En prélude au jugement de sa première affaire, l’organisation de la Haute Cour a connu une réforme pour anticiper les critiques d’un défaut de neutralité de ses membres. Une fois la mise en accusation votée par les députés, il semble que le jugement devant la Haute Cour échappe péniblement à la qualification d’une sentence déjà programmée. L’évolution de la Cour a voulu voiler cet état de fait.
À sa création, la Haute Cour de justice était exclusivement composée de membres élus par l’Assemblée nationale. Les Présidents titulaire et suppléant étaient des magistrats des Cours et Tribunaux. Ils étaient élus par l’Assemblée nationale sur présentation du Garde des Sceaux, Ministre de la Justice. Cette désignation avait lieu au scrutin secret et à la majorité absolue des membres composant l’Assemblée. Outre ses Présidents titulaire et suppléant, elle était composée de six juges titulaires et de six juges suppléants.
Par ailleurs, pour instruire les affaires, l’option était faite pour la mise en place d’une Commission d’instruction dont la composition est laissée à l’appréciation souveraine de l’Assemblée nationale qui pouvait choisir parmi ses membres ou en dehors de l’institution : un Président, quatre Membres titulaires et deux suppléants. Ceux-ci sont désignés au début de chaque année par l’Assemblée nationale au scrutin secret et à la majorité absolue. La même règle était prévue pour la désignation du ministère public.
Pendant les périodes de bicamérisme, la Haute Cour de justice a admis la présence des sénateurs comme juges. C’est le cas, par exemple entre 2008 et 2012, période au cours de laquelle les huit juges titulaires étaient composés de 4 députés et 4 sénateurs. Les modalités étaient les mêmes pour les juges suppléants.

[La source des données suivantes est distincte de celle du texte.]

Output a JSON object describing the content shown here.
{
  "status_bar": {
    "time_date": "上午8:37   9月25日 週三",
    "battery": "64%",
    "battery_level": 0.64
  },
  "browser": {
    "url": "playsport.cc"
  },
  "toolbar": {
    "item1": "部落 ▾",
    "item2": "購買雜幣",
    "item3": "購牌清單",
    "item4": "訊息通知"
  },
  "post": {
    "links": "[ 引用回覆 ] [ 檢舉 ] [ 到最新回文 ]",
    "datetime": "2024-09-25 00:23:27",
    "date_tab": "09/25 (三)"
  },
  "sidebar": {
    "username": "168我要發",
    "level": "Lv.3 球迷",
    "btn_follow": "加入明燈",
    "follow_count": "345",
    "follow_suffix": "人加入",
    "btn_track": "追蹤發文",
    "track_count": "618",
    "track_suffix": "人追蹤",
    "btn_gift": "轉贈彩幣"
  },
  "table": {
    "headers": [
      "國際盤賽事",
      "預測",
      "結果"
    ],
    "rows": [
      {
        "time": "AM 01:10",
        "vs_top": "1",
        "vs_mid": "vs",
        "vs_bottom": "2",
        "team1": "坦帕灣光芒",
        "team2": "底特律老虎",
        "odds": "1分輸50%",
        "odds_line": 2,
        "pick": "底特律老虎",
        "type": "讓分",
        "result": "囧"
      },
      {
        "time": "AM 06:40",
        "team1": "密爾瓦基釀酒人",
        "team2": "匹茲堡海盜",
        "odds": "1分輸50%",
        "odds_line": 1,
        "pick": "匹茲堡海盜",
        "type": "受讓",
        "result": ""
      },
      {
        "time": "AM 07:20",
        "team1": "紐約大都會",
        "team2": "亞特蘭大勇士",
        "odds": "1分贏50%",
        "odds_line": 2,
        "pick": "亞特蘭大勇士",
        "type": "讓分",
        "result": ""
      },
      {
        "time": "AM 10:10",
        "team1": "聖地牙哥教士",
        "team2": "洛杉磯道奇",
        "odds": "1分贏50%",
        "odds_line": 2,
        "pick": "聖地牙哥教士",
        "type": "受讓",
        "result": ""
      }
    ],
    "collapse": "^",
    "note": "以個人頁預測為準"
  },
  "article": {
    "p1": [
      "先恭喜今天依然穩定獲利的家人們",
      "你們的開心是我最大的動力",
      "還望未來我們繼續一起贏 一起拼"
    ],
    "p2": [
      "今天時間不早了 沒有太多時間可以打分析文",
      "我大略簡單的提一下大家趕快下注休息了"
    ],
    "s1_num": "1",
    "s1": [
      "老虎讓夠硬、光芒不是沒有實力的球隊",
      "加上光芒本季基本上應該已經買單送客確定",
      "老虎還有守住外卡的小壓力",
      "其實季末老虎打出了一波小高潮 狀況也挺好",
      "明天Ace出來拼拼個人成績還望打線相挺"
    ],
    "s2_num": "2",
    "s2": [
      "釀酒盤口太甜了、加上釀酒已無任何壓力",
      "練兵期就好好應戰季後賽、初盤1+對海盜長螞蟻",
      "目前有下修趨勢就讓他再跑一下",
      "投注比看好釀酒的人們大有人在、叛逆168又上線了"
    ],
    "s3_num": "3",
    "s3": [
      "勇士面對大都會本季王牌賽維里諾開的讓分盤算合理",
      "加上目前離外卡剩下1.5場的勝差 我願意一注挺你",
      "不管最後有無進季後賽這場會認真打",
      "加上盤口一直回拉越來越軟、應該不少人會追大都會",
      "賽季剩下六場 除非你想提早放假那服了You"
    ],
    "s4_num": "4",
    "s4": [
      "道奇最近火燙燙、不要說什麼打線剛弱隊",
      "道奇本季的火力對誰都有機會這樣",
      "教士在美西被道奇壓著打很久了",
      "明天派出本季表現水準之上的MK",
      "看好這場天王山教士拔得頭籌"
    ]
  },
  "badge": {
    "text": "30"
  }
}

Sous l’empire des lois organiques n° 98-46 du 10 octobre 1998 et n° 2002-10 du 22 février 2002 sur la Haute Cour de justice, les règles sont sensiblement transformées. Pour illustration, à l’heure actuelle, il est clairement précisé que la Haute Cour est présidée par le Premier Président de la Cour suprême. De plus, le Président de la Chambre pénale de la Cour suprême assure les fonctions de Président suppléant. Du reste, l’instruction des affaires est exclusivement confiée à des magistrats professionnels issus de la Cour d’Appel de Dakar : le premier président de la Cour d’Appel de Dakar préside la Commission d’instruction près la Haute Cour de justice et des magistrats de la même Cour sont désignés comme membres titulaires et suppléants. Enfin, malgré ces mutations, une règle reste constante : l’Assemblée nationale demeure la seule institution compétente pour déclencher des poursuites devant la Haute Cour de justice. Loin des mutations notées dans l’organisation de cette dernière, son histoire ressort une inactivité, symbole de la crise de la responsabilité des gouvernants sénégalais.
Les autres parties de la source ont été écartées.